Diagnosis and diagnosis of knee joint injury

Most patients have a clear history of knee sprains. After the injury, the knee has severe pain, can not automatically straighten, and the joints are swollen. The tenderness at the knee joint is an important basis for meniscus injury.

1. Only some cases of acute injury have a history of trauma, and there is no clear history of trauma in chronic cases.

2, more common in athletes and manual workers, more men than women.

3, after the injury, the knee joint is very painful, stretched and not straight, and swollen quickly, the page has blood in the joint.
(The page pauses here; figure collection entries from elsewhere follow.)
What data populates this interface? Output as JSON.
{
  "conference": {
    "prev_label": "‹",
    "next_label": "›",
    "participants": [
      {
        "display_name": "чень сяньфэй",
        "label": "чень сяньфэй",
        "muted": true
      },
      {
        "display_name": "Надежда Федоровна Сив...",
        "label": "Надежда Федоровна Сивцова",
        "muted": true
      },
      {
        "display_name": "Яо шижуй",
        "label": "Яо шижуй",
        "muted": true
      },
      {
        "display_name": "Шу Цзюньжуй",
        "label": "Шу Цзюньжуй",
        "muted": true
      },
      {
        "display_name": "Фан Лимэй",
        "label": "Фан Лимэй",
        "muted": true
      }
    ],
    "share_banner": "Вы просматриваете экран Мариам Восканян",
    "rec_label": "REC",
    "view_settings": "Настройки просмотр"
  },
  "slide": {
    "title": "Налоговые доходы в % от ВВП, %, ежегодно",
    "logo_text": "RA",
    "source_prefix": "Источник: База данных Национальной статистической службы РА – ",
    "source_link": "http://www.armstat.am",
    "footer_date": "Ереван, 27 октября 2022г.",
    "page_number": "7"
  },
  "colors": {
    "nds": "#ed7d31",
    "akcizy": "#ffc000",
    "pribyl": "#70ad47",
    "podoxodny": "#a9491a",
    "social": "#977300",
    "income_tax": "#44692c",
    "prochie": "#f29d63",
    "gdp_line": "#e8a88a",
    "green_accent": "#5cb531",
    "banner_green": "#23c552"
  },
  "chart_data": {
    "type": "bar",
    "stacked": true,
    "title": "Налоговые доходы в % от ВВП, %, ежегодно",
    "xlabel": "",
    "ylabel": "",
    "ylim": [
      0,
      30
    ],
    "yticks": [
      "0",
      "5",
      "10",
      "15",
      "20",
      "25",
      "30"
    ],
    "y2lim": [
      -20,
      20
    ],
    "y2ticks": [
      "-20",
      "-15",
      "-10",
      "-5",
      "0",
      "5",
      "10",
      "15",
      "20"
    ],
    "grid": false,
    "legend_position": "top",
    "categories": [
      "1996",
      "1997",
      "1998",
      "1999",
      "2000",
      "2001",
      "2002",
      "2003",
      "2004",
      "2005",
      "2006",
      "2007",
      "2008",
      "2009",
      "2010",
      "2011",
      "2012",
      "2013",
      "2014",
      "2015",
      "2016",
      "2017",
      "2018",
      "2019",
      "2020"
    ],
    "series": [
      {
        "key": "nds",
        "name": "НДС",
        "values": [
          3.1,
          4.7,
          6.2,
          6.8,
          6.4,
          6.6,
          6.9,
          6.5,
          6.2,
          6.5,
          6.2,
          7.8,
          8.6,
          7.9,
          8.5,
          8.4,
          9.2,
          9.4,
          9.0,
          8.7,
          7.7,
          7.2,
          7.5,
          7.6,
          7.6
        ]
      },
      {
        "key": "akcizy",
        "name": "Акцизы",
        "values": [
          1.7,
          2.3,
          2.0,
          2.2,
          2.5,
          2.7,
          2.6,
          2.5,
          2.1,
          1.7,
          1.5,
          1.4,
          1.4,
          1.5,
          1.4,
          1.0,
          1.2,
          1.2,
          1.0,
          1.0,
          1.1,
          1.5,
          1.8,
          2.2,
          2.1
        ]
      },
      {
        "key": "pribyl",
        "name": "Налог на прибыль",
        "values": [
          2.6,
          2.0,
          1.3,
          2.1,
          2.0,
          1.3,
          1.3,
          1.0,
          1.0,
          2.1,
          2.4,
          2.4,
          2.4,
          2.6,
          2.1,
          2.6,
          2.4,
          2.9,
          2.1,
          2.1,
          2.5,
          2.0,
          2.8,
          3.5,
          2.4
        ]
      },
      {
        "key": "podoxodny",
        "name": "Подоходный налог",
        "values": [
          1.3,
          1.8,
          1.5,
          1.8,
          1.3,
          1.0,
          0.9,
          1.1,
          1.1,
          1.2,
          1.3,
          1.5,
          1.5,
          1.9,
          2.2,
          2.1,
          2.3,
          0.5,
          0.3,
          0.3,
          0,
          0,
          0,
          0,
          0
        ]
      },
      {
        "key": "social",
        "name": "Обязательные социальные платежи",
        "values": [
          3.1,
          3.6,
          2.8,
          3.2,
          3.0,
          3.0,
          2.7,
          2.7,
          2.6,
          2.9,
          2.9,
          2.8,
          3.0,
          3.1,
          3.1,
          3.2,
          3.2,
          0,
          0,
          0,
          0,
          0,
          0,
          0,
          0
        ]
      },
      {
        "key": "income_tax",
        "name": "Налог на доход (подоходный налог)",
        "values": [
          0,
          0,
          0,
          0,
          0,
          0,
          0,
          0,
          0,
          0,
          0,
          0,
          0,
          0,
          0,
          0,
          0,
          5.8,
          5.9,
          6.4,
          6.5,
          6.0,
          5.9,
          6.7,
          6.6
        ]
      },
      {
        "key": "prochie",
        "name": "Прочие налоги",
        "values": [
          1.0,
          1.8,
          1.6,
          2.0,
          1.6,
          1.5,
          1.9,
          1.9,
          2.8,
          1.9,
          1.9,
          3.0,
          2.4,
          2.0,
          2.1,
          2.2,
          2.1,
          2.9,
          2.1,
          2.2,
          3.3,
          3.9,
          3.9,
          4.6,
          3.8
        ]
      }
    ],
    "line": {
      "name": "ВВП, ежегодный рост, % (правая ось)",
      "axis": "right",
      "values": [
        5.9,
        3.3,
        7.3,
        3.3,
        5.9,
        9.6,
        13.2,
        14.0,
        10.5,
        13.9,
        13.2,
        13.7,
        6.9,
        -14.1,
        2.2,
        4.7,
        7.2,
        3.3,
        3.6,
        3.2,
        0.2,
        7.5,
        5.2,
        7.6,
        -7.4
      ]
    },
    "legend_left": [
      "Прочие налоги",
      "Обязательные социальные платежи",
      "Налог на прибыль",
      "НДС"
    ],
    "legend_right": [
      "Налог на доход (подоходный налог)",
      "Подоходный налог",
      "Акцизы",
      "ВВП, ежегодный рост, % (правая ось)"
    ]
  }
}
4. After the acute phase, it will be transferred to the chronic phase. At this time, the swelling is not obvious, the joint function has been restored, but the joint pain is always felt. There is a ringing during the activity. Sometimes, when the activity is suddenly heard, the joint can not be straightened, and the painful wave is a few calves. When you hear the "" sound joint, you can straighten it. This phenomenon is called joint interlocking. It can happen occasionally or frequently. Frequent seizures affect daily life and exercise.

5, the signs of chronic stage have joint space tenderness, bouncing, knee flexion contracture and femoral medial muscle weak, along the joint space squeaking, you can check the tender point, according to the tender point, you can check the tender point, according to tenderness At the point of the point, it can be roughly judged that the anterior horn, the body or the posterior horn is torn. The horizontal cleavage of the anterior horn can be seen when the knee joint is flexed and stretched, and the knee joint is bounced. It is difficult to unlock the plate under the femoral condyle for a long time, and the atrophy of the muscle in the femur is disuse, and the sign indicates that the internal result of the knee joint is disordered.